On 11 October 2022, newspapers stated that the two countries reached an agreement and on 13 October 2022 that the Israeli government voted to advance the agreement to the final stage of the approval process. It was agreed that the Karish gas field would be under full Israeli control and the Qana gas field was assigned to Lebanon where the French energy and petroleum company, TotalEnergies, will run exploration and exploitations while paying some royalties to Israel. Israel will keep the three-mile zone off its coast that it says it needs for coastal security.

These negotiations led to an agreement resolving the dispute, signed on October 27, 2022. This was regarded as a historic agreement between two rival nations. The Lebanese government urged the French company to immediately launch gas exploration in the Qana gas field.

==== Reactions ====

- UAE The Minister of Foreign Affairs and International Cooperation of the United Arab Emirates expressed praise in the efforts to reach the agreement and that this step would contribute to strengthening regional stability.
- UK UK ambassador Hamish Cowell said via Twitter: “I am delighted to see an agreement reached on the maritime border between Lebanon and Israel."
- Israeli Prime Minister Yair Lapid said in a statement: “This is an historic achievement that will strengthen Israel’s security, inject billions into Israel’s economy, and ensure the stability of our northern border.”
- Hassan Nasrallah said that "what happened is a big big big victory for the state of Lebanon, its citizens and the resistance", Nasrallah emphasized that the agreement was reached without Israel's normalization. And this can be seen in the fact that the delegations didn't sit under one roof at any stage. Also, according to Nasrallah, the leaders behaved precisely and there is no document on which the signatures of both parties appear to avoid the appearance of normalization. And emphasized that the agreement doesn't have the status of an international contract and does not grant Israel security guarantees. In addition, Nasrallah announced the end of the special state of alert declared by Hezbollah regarding the registration of the border. The latter was made during the speech at the opening ceremony of the "My Land" market in Beirut.

== Analysis ==
The deal could eventually become a key source of income for Lebanon, which has been hit by an economic crisis and could stabilize its electricity grid. If it improves Lebanon's economy, it could strengthen the country's institutions and reduce Hezbollah's influence. However, initial exploratory drilling completed in October 2023 failed to find commercial quantities of gas in the Qana prospect.
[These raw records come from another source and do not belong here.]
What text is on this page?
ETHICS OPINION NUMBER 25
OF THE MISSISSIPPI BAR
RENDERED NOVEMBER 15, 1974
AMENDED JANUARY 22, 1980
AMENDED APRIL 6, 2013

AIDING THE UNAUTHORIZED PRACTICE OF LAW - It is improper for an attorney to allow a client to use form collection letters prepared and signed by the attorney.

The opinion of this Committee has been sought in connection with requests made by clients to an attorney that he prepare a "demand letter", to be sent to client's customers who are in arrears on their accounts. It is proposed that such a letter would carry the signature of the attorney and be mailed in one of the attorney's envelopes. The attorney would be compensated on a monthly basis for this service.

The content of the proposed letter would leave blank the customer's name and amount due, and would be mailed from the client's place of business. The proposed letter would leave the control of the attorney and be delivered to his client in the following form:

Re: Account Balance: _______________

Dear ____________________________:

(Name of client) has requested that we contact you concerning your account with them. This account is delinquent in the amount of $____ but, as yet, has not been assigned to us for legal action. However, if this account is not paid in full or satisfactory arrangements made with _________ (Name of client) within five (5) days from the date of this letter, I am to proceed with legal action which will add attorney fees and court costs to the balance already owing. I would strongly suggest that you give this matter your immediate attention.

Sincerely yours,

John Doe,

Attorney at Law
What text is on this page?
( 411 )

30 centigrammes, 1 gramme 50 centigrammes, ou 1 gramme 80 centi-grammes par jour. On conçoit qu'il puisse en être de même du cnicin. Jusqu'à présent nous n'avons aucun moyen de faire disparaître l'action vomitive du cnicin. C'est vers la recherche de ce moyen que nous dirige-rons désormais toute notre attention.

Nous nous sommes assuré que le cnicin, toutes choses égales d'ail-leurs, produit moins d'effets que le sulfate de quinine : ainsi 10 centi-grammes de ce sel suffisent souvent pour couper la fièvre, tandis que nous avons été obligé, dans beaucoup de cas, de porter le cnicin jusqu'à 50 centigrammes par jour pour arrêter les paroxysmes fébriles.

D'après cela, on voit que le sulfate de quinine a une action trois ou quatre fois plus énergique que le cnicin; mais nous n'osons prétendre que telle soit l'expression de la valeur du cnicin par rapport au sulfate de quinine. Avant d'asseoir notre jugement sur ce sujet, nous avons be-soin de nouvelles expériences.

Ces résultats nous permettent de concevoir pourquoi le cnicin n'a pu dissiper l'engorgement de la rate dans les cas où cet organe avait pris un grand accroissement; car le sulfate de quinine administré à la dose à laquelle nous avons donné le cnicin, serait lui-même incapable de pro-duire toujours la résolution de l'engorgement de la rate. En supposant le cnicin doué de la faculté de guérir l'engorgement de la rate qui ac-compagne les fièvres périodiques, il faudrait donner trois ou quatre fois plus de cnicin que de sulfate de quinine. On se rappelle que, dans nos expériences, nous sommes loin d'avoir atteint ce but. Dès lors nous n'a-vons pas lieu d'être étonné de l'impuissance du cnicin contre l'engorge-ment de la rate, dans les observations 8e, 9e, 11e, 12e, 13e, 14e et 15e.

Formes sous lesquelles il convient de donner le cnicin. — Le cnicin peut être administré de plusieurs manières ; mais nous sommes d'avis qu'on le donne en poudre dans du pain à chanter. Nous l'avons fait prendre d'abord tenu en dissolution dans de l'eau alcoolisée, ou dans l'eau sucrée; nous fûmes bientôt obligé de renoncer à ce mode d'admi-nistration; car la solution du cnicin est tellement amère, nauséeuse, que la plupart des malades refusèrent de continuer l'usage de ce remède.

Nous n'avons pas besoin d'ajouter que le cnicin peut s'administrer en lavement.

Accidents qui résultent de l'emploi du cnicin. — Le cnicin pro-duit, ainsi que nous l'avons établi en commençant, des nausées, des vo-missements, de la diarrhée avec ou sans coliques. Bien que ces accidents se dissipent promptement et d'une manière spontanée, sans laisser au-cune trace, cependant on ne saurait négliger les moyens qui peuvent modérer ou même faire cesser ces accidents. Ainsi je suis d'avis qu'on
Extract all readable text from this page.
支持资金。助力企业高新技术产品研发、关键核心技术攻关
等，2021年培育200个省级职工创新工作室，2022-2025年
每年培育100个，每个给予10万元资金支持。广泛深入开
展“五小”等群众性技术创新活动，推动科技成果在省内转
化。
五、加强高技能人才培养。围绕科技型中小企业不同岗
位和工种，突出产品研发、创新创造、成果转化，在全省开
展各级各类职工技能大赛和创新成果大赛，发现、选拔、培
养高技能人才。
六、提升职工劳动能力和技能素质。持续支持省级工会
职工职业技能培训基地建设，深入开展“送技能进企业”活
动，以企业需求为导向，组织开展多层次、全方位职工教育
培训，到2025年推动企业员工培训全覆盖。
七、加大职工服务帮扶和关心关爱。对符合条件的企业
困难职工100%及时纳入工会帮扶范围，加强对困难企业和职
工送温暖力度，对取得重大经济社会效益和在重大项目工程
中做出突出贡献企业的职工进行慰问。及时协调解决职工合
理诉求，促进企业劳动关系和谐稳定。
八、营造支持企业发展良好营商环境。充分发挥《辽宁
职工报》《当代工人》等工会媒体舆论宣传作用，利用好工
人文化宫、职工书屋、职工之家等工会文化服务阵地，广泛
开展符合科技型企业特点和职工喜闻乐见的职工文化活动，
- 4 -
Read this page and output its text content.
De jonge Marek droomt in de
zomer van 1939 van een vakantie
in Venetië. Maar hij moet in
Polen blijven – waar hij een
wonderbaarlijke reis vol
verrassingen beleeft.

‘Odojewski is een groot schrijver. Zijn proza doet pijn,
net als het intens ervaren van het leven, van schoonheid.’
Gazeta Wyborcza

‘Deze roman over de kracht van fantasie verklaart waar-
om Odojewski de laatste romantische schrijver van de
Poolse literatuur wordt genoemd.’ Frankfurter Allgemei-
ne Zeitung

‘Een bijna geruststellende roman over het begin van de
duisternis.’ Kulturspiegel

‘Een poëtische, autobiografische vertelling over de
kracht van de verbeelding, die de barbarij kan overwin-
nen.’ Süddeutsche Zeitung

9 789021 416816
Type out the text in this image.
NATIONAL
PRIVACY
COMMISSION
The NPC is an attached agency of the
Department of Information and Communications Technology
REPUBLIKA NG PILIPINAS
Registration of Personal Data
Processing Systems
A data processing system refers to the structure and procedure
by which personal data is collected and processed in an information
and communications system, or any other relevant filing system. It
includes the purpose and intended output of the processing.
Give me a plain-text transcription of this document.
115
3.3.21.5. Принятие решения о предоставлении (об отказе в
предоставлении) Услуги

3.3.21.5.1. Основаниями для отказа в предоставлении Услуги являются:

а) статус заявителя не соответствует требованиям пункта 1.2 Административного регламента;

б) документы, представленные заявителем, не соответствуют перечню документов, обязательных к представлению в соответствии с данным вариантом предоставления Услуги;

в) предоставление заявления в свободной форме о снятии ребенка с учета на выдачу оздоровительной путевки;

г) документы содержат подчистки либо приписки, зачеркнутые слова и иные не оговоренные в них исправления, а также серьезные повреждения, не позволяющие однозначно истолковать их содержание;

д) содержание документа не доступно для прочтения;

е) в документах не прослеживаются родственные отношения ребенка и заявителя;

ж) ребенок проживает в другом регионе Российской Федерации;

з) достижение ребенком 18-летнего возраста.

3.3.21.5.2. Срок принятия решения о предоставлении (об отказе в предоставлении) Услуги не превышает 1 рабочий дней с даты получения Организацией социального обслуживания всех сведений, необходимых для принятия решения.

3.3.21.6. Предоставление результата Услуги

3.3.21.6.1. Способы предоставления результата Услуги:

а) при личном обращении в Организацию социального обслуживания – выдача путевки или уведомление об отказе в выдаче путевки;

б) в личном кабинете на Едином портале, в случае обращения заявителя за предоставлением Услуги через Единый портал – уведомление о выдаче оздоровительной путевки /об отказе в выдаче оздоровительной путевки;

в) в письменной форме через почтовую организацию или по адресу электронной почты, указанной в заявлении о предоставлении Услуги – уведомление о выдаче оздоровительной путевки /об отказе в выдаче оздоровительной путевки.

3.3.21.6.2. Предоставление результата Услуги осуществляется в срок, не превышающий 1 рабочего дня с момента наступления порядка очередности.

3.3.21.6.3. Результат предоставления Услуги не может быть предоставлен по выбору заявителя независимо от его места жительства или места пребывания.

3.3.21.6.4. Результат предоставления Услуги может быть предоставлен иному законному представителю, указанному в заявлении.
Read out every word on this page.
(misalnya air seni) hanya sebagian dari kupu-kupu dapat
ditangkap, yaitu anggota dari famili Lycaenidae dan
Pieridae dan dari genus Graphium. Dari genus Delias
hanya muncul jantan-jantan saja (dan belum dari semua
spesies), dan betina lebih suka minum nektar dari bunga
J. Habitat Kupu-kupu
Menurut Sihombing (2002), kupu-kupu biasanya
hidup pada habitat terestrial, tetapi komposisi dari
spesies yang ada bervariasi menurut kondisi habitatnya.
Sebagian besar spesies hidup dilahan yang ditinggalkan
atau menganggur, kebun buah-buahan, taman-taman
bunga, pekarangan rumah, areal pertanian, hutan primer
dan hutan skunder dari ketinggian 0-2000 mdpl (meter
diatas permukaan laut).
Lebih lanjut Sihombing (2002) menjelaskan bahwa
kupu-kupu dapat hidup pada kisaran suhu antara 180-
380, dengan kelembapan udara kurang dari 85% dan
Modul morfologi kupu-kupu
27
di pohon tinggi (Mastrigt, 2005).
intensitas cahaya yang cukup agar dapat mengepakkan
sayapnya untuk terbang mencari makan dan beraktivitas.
Israel has said it could begin extracting oil and gas from the Karish field and export it to Europe within weeks of signing the deal and amid the ongoing Russian invasion of Ukraine. It touted the agreement as strengthening regional stability and hoped the deal would bring security to its northern maritime boundary since it would quell threats by Hezbollah, which has said it would abide by a maritime border deal. Randa Slim of the Middle East Institute said the deal could eventually lead to negotiations on where to draw the Israel–Lebanon land border.